I used to take Meals on Wheels to a nice old man who lived in the village. After his wife died, he’d had a long relationship with another woman, a widow, who kept her own home but spent a lot of time at his. This is not at all unusual now, at whatever age, but was then. But then she died and he was quite lonely, not for company but for touch. I got that, I knew that when he wanted a big, enveloping hug, he wasn’t behaving inappropriately but showing a need – in fact, once, I remember him muttering “oh, that’s what I need, that’s what I need.”

We used to be quite reticent in this country and it’s one of the big changes in society, that we all hug and kiss each other nowadays – just socially, as they do in some Continental societies. I say “all” but that’s not really the case. Some people are quite uncomfortable with it and feel that kissing should be reserved for spouses and children, but even those less tactile ones go along with it if they have to. I generally go by instinct, whether someone will welcome a hug or not – body language, I suppose.

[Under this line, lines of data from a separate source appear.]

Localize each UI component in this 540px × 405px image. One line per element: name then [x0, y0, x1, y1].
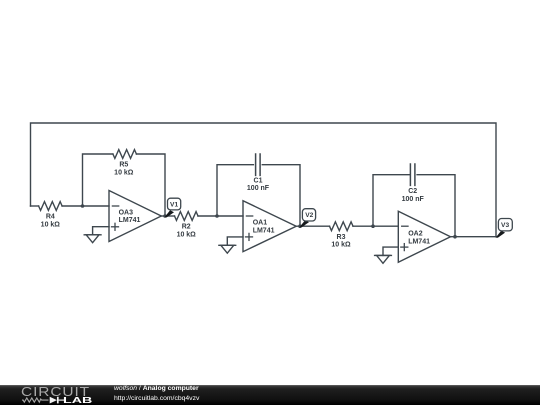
wire C2 loop right leg	[417, 175, 455, 237]
svg-text:100 nF: 100 nF	[402, 196, 425, 203]
wire R4 row left lead	[31, 205, 39, 207]
wire OA2 non-inverting input to ground	[383, 247, 398, 255]
wire R3 to OA2 inverting input	[353, 225, 398, 227]
footer bar	[0, 385, 540, 405]
svg-text:OA3: OA3	[119, 210, 134, 217]
node V1 flag	[165, 198, 181, 217]
svg-text:V3: V3	[501, 222, 509, 229]
wire R2 to OA1 inverting input	[198, 215, 243, 217]
node junction C1 left leg	[215, 214, 219, 218]
node junction R5/R4	[81, 204, 85, 208]
wire OA2 output to V3 corner	[451, 236, 497, 238]
wire OA3 output to OA1 input (R2 row)	[161, 215, 174, 217]
node V2 flag	[300, 209, 316, 228]
wire R5 loop left leg	[83, 154, 113, 206]
svg-text:OA1: OA1	[253, 220, 268, 227]
resistor R3	[330, 222, 354, 249]
wire OA1 output to OA2 input (R3 row)	[296, 225, 329, 227]
svg-text:C2: C2	[408, 188, 417, 195]
wire R4 to OA3 inverting input	[62, 205, 109, 207]
svg-text:100 nF: 100 nF	[247, 185, 270, 192]
node V3 flag	[496, 219, 513, 238]
svg-text:10 kΩ: 10 kΩ	[177, 232, 197, 239]
node junction V1 / R5 leg	[163, 214, 167, 218]
op-amp OA2 LM741	[398, 211, 450, 262]
wire OA3 non-inverting input to ground	[93, 227, 109, 235]
node junction C2 left leg	[371, 224, 375, 228]
svg-text:C1: C1	[254, 177, 263, 184]
wire C1 loop right leg	[262, 165, 300, 227]
resistor R5	[113, 150, 136, 177]
footer caption text	[114, 384, 199, 404]
svg-text:LM741: LM741	[253, 227, 275, 234]
ground (OA3)	[84, 235, 101, 243]
svg-text:V2: V2	[305, 212, 313, 219]
capacitor C2	[402, 164, 425, 203]
svg-text:LM741: LM741	[119, 217, 141, 224]
node junction C2 right leg	[453, 235, 457, 239]
resistor R2	[175, 212, 199, 239]
op-amp OA3 LM741	[109, 191, 161, 242]
wire R5 loop right leg down to OA3 output	[136, 154, 165, 216]
wire C2 loop left leg	[373, 175, 410, 227]
svg-text:10 kΩ: 10 kΩ	[331, 242, 351, 249]
svg-text:10 kΩ: 10 kΩ	[41, 222, 61, 229]
ground (OA2)	[375, 255, 392, 263]
svg-text:V1: V1	[170, 202, 178, 209]
wire OA1 non-inverting input to ground	[227, 237, 243, 245]
svg-text:R4: R4	[46, 214, 55, 221]
svg-text:OA2: OA2	[408, 231, 423, 238]
capacitor C1	[247, 154, 270, 192]
resistor R4	[39, 202, 63, 229]
svg-text:R3: R3	[337, 234, 346, 241]
ground (OA1)	[219, 245, 236, 253]
svg-text:R5: R5	[119, 162, 128, 169]
svg-text:10 kΩ: 10 kΩ	[114, 170, 134, 177]
op-amp OA1 LM741	[243, 201, 296, 252]
wire top feedback V3 to R4 input	[31, 123, 497, 237]
CircuitLab logo	[21, 384, 90, 399]
node junction V2 / C1 right leg	[298, 224, 302, 228]
wire C1 loop left leg	[217, 165, 253, 216]
svg-text:LM741: LM741	[408, 238, 430, 245]
svg-text:R2: R2	[182, 224, 191, 231]
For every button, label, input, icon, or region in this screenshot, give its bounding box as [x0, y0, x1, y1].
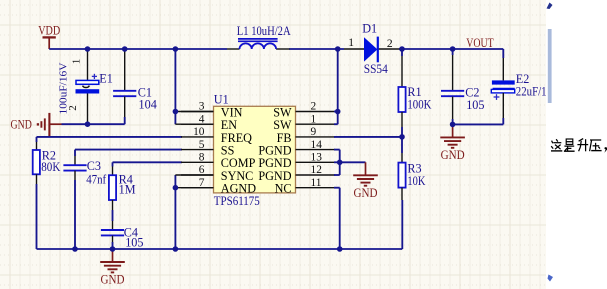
svg-text:105: 105 — [466, 98, 484, 112]
resistor R1 — [401, 49, 403, 56]
svg-text:10K: 10K — [407, 174, 425, 188]
wire pin5 SS to C3 — [75, 149, 182, 151]
wire pin6 SYNC — [175, 174, 213, 176]
wire pin11 NC down to rail — [334, 187, 340, 189]
scrollbar thumb — [548, 29, 552, 103]
svg-text:2: 2 — [67, 105, 79, 111]
wire pin3 VIN — [175, 111, 213, 113]
junction AGND pin7 — [173, 185, 179, 191]
wire PGND to ground — [340, 161, 366, 163]
junction C2-E2 gnd — [450, 122, 456, 128]
wire C2 to E2 bottoms — [453, 123, 504, 125]
U1 right pin 2 SW — [296, 111, 336, 113]
svg-text:8: 8 — [199, 152, 205, 164]
U1 right pin 9 FB — [296, 136, 336, 138]
svg-text:1: 1 — [71, 59, 83, 65]
resistor R4 — [109, 175, 116, 200]
svg-text:1: 1 — [348, 36, 354, 49]
junction VIN pin3 — [173, 109, 179, 115]
svg-text:VOUT: VOUT — [466, 36, 494, 50]
svg-text:11: 11 — [311, 177, 322, 189]
svg-text:SS54: SS54 — [364, 62, 388, 76]
capacitor E2 — [502, 49, 504, 58]
svg-text:13: 13 — [311, 152, 323, 164]
op-amp U1 TPS61175 body — [214, 106, 296, 193]
svg-text:GND: GND — [101, 273, 125, 287]
svg-text:E1: E1 — [99, 72, 113, 86]
svg-text:104: 104 — [139, 97, 157, 111]
wire pin4 EN — [175, 123, 213, 125]
svg-text:D1: D1 — [362, 22, 377, 36]
capacitor C2 — [452, 49, 454, 55]
annotation text (chinese) — [556, 139, 558, 141]
junction NC-rail — [337, 246, 343, 252]
junction C4-rail — [110, 246, 116, 252]
U1 left pin 8 COMP — [181, 161, 214, 163]
junction E1-GND — [85, 121, 91, 127]
U1 left pin 7 AGND — [181, 187, 214, 189]
ground symbol under C2 — [452, 124, 454, 137]
U1 left pin 3 VIN — [181, 111, 214, 113]
svg-text:105: 105 — [125, 236, 143, 250]
svg-text:L1 10uH/2A: L1 10uH/2A — [237, 24, 291, 38]
resistor R3 — [401, 137, 403, 153]
svg-text:1M: 1M — [119, 182, 136, 196]
svg-text:2: 2 — [311, 101, 317, 113]
U1 right pin 13 PGND — [296, 161, 336, 163]
capacitor C2 plates — [441, 90, 464, 92]
wire SW pins to diode anode — [334, 111, 338, 113]
junction C1-VDD — [122, 46, 128, 52]
junction FB divider — [399, 134, 405, 140]
svg-text:10: 10 — [193, 126, 205, 138]
svg-text:GND: GND — [441, 148, 465, 162]
svg-text:TPS61175: TPS61175 — [214, 194, 260, 208]
svg-text:GND: GND — [354, 186, 378, 200]
capacitor C1 plates — [113, 90, 136, 92]
U1 right pin 12 PGND — [296, 174, 336, 176]
wire VDD top rail — [49, 48, 227, 50]
U1 left pin 6 SYNC — [181, 174, 214, 176]
capacitor C4 plates — [101, 229, 124, 231]
svg-text:14: 14 — [311, 139, 323, 151]
wire pin8 COMP to R4 — [113, 161, 183, 163]
junction PGND pin13 — [337, 160, 343, 166]
U1 right pin 14 PGND — [296, 149, 336, 151]
svg-text:47nf: 47nf — [86, 172, 107, 186]
svg-text:VDD: VDD — [38, 24, 60, 38]
ground symbol under C4 — [112, 249, 114, 262]
junction C2-VOUT — [450, 46, 456, 52]
svg-text:NC: NC — [275, 182, 292, 196]
wire FB to divider — [334, 136, 402, 138]
svg-text:2: 2 — [387, 37, 393, 50]
svg-text:80K: 80K — [41, 160, 60, 174]
svg-text:100K: 100K — [407, 98, 431, 112]
svg-text:AGND: AGND — [221, 182, 256, 196]
junction SW-rail — [335, 46, 341, 52]
wire top rail between inductor and diode — [289, 48, 344, 50]
junction AGND-rail — [173, 246, 179, 252]
svg-text:4: 4 — [199, 113, 205, 125]
wire SYNC/AGND to bottom rail — [174, 175, 176, 249]
svg-text:C3: C3 — [87, 159, 101, 173]
svg-text:7: 7 — [199, 177, 205, 189]
wire GND to C1 bottom (EN net) — [62, 123, 125, 125]
svg-text:6: 6 — [199, 164, 205, 176]
svg-text:GND: GND — [11, 118, 32, 132]
ground symbol PGND — [365, 162, 367, 175]
scrollbar bottom mark — [548, 275, 554, 282]
white margin right — [546, 0, 607, 289]
wire top rail diode to VOUT — [399, 48, 503, 50]
scrollbar top mark — [547, 3, 553, 10]
wire PGND pins tie — [334, 149, 340, 151]
svg-text:12: 12 — [311, 164, 323, 176]
svg-text:3: 3 — [199, 101, 205, 113]
U1 left pin 5 SS — [181, 149, 214, 151]
junction R1-VOUT — [399, 46, 405, 52]
capacitor C1 — [124, 49, 126, 90]
U1 left pin 10 FREQ — [181, 136, 214, 138]
wire pin7 AGND — [175, 187, 213, 189]
junction C3-rail — [72, 246, 78, 252]
capacitor E1 — [87, 49, 89, 80]
svg-text:1: 1 — [311, 113, 317, 125]
U1 left pin 4 EN — [181, 123, 214, 125]
junction E1-VDD — [85, 46, 91, 52]
U1 right pin 11 NC — [296, 187, 336, 189]
U1 right pin 1 SW — [296, 123, 336, 125]
capacitor C3 plates — [63, 164, 86, 166]
junction SW pin2 — [335, 109, 341, 115]
junction VIN-VDD — [173, 46, 179, 52]
wire bottom ground rail — [37, 248, 403, 250]
wire VDD down to VIN/EN — [174, 49, 176, 124]
svg-text:5: 5 — [199, 139, 205, 151]
wire pin10 FREQ to R2 — [37, 136, 183, 138]
resistor R2 — [33, 150, 40, 174]
svg-text:9: 9 — [311, 126, 317, 138]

There is, of course, the social hug/kiss and the warm one and the loving one and probably a few more nuances – like the intergenerational one I started with. I remember once impulsively kissing the cheek of an old lady I didn’t know all that well but was fond of, and she just blossomed. She was surprised and so pleased.

I’m not going anywhere with this really except to say, touch matters and hugs matter. If one is really non-tactile then that may not be possible, but there are a lot of people who simply crave a moment of warmth with someone friendly. Even when Eloise cat cuddles up to me, I feel soothed and cheered. I never mind her waking me in the night, because we both feel happier for the contact.